Help Center/ MapReduce Service/ Component Operation Guide (LTS)/ Using Hive/ Common Issues About Hive/ How to Perform Operations on Local Files with Hive User-Defined Functions
Updated on 2024-10-25 GMT+08:00

How to Perform Operations on Local Files with Hive User-Defined Functions

Question

How to perform operations on local files (such as reading the content of a file) with Hive user-defined functions?

Answer

By default, you can perform operations on local files with their relative paths in UDF. The following are sample codes:

public String evaluate(String text) {
  // some logic
  File file = new File("foo.txt");
  // some logic
  // do return here
}

In Hive, upload the file foo.txt used in UDF to HDFS, such as hdfs://hacluster/tmp/foo.txt.
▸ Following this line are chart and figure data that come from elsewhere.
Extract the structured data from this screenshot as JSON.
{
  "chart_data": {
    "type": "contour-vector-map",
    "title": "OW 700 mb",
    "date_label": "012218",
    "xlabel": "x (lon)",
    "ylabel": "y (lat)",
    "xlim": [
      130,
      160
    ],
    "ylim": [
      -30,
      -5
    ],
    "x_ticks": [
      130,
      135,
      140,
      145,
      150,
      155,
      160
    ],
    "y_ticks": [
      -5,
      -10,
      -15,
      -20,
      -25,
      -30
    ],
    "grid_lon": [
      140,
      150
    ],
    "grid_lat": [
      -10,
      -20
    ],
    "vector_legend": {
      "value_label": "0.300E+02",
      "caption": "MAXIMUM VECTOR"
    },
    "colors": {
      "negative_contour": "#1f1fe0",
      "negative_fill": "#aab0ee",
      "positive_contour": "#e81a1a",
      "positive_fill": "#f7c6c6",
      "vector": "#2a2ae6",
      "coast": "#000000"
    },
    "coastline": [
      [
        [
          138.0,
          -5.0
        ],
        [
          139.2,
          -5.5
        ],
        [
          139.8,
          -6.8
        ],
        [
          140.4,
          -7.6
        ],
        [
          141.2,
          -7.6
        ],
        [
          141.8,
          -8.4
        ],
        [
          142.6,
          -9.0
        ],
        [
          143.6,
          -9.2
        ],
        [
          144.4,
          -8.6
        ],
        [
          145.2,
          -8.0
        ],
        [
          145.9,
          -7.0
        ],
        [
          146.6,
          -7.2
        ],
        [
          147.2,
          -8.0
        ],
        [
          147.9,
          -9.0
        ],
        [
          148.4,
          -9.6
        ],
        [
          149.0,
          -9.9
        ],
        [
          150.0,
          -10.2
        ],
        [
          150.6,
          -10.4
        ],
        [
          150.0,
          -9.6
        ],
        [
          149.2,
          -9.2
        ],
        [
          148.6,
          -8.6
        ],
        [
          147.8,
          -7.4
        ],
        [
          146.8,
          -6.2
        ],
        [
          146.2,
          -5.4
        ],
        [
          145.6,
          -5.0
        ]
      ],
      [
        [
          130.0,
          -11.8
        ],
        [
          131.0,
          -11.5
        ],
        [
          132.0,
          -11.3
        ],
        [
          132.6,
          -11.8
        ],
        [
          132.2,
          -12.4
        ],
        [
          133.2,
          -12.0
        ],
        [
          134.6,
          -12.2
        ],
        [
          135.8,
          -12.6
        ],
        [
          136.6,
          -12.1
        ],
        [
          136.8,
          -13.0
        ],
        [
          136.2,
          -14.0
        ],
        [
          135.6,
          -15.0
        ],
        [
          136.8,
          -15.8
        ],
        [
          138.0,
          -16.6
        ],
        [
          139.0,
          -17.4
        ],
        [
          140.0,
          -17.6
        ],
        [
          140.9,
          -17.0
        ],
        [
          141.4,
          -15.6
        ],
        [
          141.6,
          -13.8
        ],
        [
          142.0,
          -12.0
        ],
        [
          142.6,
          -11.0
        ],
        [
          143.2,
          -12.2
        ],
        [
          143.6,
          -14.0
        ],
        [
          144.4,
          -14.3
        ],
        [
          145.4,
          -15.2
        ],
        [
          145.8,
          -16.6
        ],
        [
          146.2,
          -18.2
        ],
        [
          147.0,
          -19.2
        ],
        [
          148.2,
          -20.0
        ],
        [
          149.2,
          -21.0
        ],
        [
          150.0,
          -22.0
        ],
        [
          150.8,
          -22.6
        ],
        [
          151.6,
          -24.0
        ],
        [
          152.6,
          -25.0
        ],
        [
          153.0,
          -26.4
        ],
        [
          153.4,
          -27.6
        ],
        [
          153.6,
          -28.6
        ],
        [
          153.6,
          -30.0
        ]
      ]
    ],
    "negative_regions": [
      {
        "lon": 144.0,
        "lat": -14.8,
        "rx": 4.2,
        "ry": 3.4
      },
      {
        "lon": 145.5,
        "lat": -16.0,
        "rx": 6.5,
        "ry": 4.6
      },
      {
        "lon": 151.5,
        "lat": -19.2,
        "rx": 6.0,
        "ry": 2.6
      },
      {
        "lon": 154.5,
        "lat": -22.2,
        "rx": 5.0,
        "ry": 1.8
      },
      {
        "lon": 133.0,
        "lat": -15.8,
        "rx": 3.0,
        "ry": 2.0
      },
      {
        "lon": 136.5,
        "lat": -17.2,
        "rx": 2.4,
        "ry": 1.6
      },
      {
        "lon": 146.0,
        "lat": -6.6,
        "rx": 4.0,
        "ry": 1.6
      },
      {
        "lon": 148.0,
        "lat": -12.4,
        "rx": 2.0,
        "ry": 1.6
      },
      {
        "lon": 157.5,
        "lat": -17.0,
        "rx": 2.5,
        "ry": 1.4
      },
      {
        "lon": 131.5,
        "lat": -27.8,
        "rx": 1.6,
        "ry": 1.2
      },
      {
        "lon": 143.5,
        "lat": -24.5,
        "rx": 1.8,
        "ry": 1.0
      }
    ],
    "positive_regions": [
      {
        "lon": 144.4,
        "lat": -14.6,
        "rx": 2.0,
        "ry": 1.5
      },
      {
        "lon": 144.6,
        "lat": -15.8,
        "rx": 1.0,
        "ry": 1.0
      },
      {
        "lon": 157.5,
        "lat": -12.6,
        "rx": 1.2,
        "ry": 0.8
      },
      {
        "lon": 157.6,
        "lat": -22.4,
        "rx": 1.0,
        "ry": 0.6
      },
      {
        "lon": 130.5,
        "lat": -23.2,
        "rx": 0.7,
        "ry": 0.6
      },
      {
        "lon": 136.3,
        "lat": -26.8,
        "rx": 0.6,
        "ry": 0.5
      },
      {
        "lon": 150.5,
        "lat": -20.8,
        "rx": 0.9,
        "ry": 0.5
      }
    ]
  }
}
You can perform operations on the foo.txt file by creating UDF with the following sentences:

create function testFunc as 'some.class' using jar 'hdfs://hacluster/somejar.jar', file 'hdfs://hacluster/tmp/foo.txt';

In abnormal cases, if the value of hive.fetch.task.conversion is more, you can perform operations on local files in UDF by using absolute path instead of relative path. In addition, you must ensure that the file exists on all HiveServer nodes and NodeManager nodes and omm user have corresponding operation rights.